Another important proposal envisages the elimination of FCR provisions that allow inhuman punishments and treatment of suspects. That women and children should not be thrown in prison is a reform measure that should have been carried out long ago. The provision of bail facilities will also be welcomed as a forward step. But it seems it has not been possible to take a forthright stand on the issue of collective liability for offences.
The concept of punishing a whole village or a tribe for a crime committed by one of its members militates against the basic norms of justice. Now it is said the family of an offender will be liable for punishment. This is unlikely to be accepted as a happy or even rational compromise.

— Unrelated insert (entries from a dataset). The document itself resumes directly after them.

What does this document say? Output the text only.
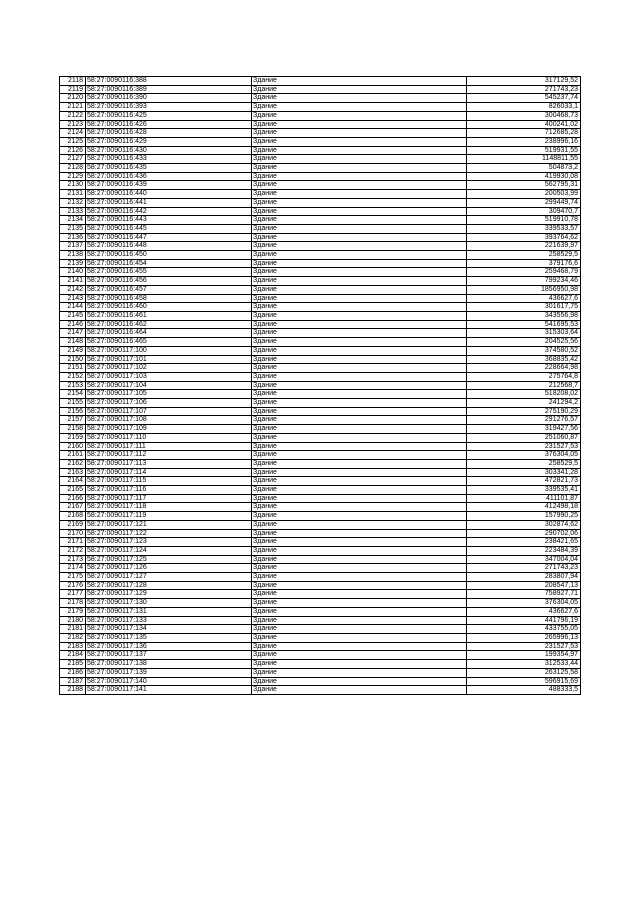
2118	58:27:0090116:388	Здание	317129,52
2119	58:27:0090116:389	Здание	271743,23
2120	58:27:0090116:390	Здание	545237,74
2121	58:27:0090116:393	Здание	826033,1
2122	58:27:0090116:425	Здание	300468,73
2123	58:27:0090116:426	Здание	400241,02
2124	58:27:0090116:428	Здание	712685,28
2125	58:27:0090116:429	Здание	238996,16
2126	58:27:0090116:430	Здание	519931,55
2127	58:27:0090116:433	Здание	1148811,55
2128	58:27:0090116:435	Здание	504873,2
2129	58:27:0090116:436	Здание	419930,08
2130	58:27:0090116:439	Здание	562795,31
2131	58:27:0090116:440	Здание	200503,99
2132	58:27:0090116:441	Здание	299449,74
2133	58:27:0090116:442	Здание	309470,7
2134	58:27:0090116:443	Здание	519910,78
2135	58:27:0090116:445	Здание	339533,57
2136	58:27:0090116:447	Здание	393764,62
2137	58:27:0090116:448	Здание	221639,97
2138	58:27:0090116:450	Здание	258529,5
2139	58:27:0090116:454	Здание	379176,6
2140	58:27:0090116:455	Здание	259468,79
2141	58:27:0090116:456	Здание	799234,46
2142	58:27:0090116:457	Здание	1856950,98
2143	58:27:0090116:458	Здание	436627,6
2144	58:27:0090116:460	Здание	301617,75
2145	58:27:0090116:461	Здание	343556,98
2146	58:27:0090116:462	Здание	541695,53
2147	58:27:0090116:464	Здание	315303,64
2148	58:27:0090116:465	Здание	204525,56
2149	58:27:0090117:100	Здание	374580,52
2150	58:27:0090117:101	Здание	368835,42
2151	58:27:0090117:102	Здание	228664,98
2152	58:27:0090117:103	Здание	275764,8
2153	58:27:0090117:104	Здание	212568,7
2154	58:27:0090117:105	Здание	518208,02
2155	58:27:0090117:106	Здание	241294,2
2156	58:27:0090117:107	Здание	275190,29
2157	58:27:0090117:108	Здание	291276,57
2158	58:27:0090117:109	Здание	319427,56
2159	58:27:0090117:110	Здание	251060,87
2160	58:27:0090117:111	Здание	231527,53
2161	58:27:0090117:112	Здание	376304,05
2162	58:27:0090117:113	Здание	258529,5
2163	58:27:0090117:114	Здание	303341,28
2164	58:27:0090117:115	Здание	472821,73
2165	58:27:0090117:116	Здание	339535,41
2166	58:27:0090117:117	Здание	411101,87
2167	58:27:0090117:118	Здание	412498,18
2168	58:27:0090117:119	Здание	157990,25
2169	58:27:0090117:121	Здание	302874,62
2170	58:27:0090117:122	Здание	290702,06
2171	58:27:0090117:123	Здание	238421,65
2172	58:27:0090117:124	Здание	223484,39
2173	58:27:0090117:125	Здание	347004,04
2174	58:27:0090117:126	Здание	271743,23
2175	58:27:0090117:127	Здание	283807,94
2176	58:27:0090117:128	Здание	208547,13
2177	58:27:0090117:129	Здание	758927,71
2178	58:27:0090117:130	Здание	376304,05
2179	58:27:0090117:131	Здание	436627,6
2180	58:27:0090117:133	Здание	441796,19
2181	58:27:0090117:134	Здание	433755,05
2182	58:27:0090117:135	Здание	265996,13
2183	58:27:0090117:136	Здание	231527,53
2184	58:27:0090117:137	Здание	199354,97
2185	58:27:0090117:138	Здание	312533,44
2186	58:27:0090117:139	Здание	263125,58
2187	58:27:0090117:140	Здание	596915,69
2188	58:27:0090117:141	Здание	488333,5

A similar compromise is evident in the proposal to set up a tribunal “with the powers of a high court” to hear appeals from decisions by jirgas/political agents. This is no doubt an improvement upon the formula reportedly advanced by the pro-FCR bureaucracy under which the appeals were to lie with the provincial home secretary. But is the establishment of a high court bench in Fata really so difficult that a stand-in institution has been thought of?
Even more important than the nature of the appellate forum is the body of laws, procedural as well as substantive, that will be applied. One should indeed like to know more about any changes that are proposed to be made in the rules/procedures under the FCR.
Maybe the undisclosed provisions of the FCR amendment have some commendable features, in which case the sooner they are revealed the better. In particular one is interested in finding out whether any thought has been given to the insufferably bad conditions in Fata prisons and lockups. The freedom allowed to political agents to send convicts to prisons in settled districts also needs to be reviewed. The authorities of these jails should have the possibility of satisfying themselves that the wretches given in their custody have had the benefit of due process.
The present installment of the FCR reform thus has all the features of a halfway house. Such houses can be good or bad depending upon the side they open on, and this one will satisfy the people only if it opens on to the highway for post-tribal social development.